Officials at Lane College said they didn’t know of any threats made specifically against their students, but a reporter from the local newspaper, the Jackson Sun, confirmed that there were threats made against blacks on Election Day.
Brown’s life experience has fostered a different sense of hope than that of his teammates. While the other Broncos are almost blindly optimistic, Brown takes a more cautious approach.
He’d like to think Obama will end racism, but he doesn’t think people filled with hatred are going to change just because the president is a minority.
He hopes the president will bring improvements to the black community — that he will demand better education in inner-city schools, help decrease the number of young black men in jail, all those things his teammates are convinced will change. He just has trouble believing it’s possible.
“I know those are all things that he has brought up at one point or another,” Brown said. “I just don’t see how he can change all that — all that stuff that’s pretty deep-rooted.
“I want him to. I hope he does. If he does, I’ll be his biggest supporter.”
Fayetteville State’s rescheduled game against Livingstone on Saturday doesn’t end the way the Broncos had hoped.
Up and down all night, FSU took a 57-56 lead with five seconds left on two Andy Gebru free throws. But the Broncos can’t hold on as Livingstone’s Sean Booker converts a conventional three-point play with one second left.
After starting the season 7-1, the Broncos’ loss — their third straight and eighth in 10 games — leaves Fayetteville State at 12-12. With the CIAA Tournament starting in eight days, the Broncos’ campaign will soon be over.
For Brown, that means it’s almost time to enter the real world. It will not be long before Thompson and Jones follow.
For Obama, those transitions will be worth watching. Because as he attempts to make good on his promises to blacks, he’s going to need the help of the optimistic Joneses, the wildly motivated Thompsons, and even the skeptical Browns.
“It’s not going to be easy — not as easy as everyone seems to think,” says Miller, the sociologist. “Young black men are with Obama right now.
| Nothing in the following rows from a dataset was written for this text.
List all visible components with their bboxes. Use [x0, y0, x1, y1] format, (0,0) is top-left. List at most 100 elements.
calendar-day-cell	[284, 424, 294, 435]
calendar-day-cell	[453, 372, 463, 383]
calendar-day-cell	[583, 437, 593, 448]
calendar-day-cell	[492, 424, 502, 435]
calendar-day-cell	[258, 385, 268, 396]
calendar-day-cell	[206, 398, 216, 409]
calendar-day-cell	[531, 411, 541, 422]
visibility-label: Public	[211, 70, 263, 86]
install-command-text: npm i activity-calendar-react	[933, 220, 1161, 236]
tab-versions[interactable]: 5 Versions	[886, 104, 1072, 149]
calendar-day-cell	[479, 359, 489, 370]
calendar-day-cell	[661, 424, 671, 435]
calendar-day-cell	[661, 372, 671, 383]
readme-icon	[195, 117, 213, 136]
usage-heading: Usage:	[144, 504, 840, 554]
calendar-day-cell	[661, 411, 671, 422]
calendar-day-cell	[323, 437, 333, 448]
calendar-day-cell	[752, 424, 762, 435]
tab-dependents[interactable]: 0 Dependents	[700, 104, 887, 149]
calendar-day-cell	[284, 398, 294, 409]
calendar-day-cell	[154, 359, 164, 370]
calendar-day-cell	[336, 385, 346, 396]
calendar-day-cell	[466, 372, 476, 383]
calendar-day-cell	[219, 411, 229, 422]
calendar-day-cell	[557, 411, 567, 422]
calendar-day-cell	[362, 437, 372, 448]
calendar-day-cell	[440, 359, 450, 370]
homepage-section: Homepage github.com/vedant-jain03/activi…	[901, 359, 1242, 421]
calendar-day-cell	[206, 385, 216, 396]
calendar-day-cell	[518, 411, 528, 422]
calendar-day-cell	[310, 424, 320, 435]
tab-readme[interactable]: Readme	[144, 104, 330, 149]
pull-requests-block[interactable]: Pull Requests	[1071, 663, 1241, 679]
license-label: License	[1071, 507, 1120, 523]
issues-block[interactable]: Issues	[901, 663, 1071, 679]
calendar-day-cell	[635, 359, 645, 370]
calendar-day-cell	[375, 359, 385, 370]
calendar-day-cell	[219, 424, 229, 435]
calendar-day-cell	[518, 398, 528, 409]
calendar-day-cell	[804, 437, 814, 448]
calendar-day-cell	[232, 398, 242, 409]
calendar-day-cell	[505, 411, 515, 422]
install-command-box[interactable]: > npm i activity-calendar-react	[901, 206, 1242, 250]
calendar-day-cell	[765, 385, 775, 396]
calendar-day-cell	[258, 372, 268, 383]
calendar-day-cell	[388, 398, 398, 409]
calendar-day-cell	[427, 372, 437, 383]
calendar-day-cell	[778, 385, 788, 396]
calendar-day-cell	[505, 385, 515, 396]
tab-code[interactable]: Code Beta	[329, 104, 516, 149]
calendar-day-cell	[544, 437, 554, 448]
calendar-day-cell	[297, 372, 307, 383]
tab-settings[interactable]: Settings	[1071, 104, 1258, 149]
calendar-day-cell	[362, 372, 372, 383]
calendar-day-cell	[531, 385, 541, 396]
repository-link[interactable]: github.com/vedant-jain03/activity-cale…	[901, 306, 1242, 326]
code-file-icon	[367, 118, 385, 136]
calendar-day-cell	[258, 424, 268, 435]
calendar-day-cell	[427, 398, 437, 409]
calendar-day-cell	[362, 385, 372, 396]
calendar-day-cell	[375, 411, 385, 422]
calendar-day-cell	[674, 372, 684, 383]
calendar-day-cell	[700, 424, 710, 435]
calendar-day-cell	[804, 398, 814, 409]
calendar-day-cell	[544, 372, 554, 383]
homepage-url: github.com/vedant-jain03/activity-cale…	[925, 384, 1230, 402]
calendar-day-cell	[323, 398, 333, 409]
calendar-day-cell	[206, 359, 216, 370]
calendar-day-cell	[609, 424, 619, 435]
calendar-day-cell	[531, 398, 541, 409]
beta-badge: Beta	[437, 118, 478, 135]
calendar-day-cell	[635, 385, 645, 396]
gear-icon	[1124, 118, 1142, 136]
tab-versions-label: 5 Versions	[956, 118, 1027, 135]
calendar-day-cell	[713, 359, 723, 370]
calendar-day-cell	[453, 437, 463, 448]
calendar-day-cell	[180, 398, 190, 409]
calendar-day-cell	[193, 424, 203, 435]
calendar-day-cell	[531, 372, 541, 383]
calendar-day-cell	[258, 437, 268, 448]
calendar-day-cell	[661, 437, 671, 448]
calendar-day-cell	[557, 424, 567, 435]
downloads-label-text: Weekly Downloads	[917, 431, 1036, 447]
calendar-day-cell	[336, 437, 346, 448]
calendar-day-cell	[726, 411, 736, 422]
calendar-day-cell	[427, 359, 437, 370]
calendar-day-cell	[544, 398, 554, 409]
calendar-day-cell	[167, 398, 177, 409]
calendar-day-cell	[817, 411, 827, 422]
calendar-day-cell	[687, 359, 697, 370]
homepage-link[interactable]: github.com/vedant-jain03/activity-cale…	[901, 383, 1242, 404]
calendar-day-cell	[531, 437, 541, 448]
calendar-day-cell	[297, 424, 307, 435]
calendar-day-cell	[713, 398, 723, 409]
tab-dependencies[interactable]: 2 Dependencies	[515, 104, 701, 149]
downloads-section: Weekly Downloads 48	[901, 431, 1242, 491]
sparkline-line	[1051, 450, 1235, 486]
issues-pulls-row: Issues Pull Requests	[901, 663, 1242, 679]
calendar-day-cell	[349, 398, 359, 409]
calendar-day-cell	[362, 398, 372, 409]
But they are young, and he’ll have to work very hard to keep them excited and motivate them to help.
“And he’s going to need their help. He can accomplish a lot — probably most everything he’s promised — but (he’ll need) the help of all the groups of people you’ve described to deliver on those campaign promises to the black community.”
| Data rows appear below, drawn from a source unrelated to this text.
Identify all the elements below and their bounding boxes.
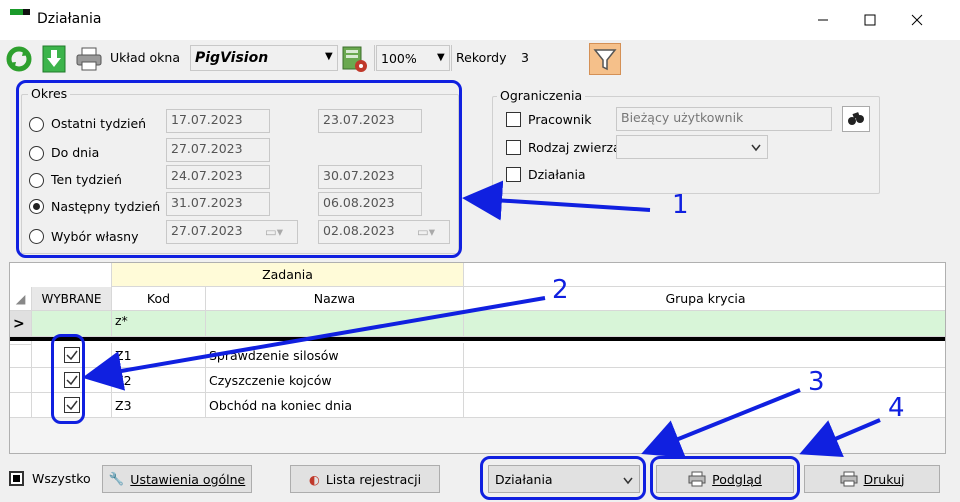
annotation-1: 1 bbox=[672, 190, 689, 220]
arrow-1 bbox=[462, 180, 651, 221]
annotation-4: 4 bbox=[888, 393, 905, 423]
annotation-arrows bbox=[82, 180, 881, 458]
annotation-2: 2 bbox=[552, 275, 569, 305]
annotation-3: 3 bbox=[808, 367, 825, 397]
arrow-4 bbox=[799, 418, 881, 458]
arrow-3 bbox=[641, 388, 801, 458]
arrow-2 bbox=[82, 296, 546, 391]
Not even a month into Obama’s first term, it’s way too early to guess how it will turn out. But if nothing else, at the end of an up-and-down season, it seems the FSU players understand what Obama’s up against.
“You win some and you lose some,” Thompson says Sunday, a day after the Livingstone loss. “It doesn’t always go the way you want it to. But you try — you try real hard — to always walk off a winner.”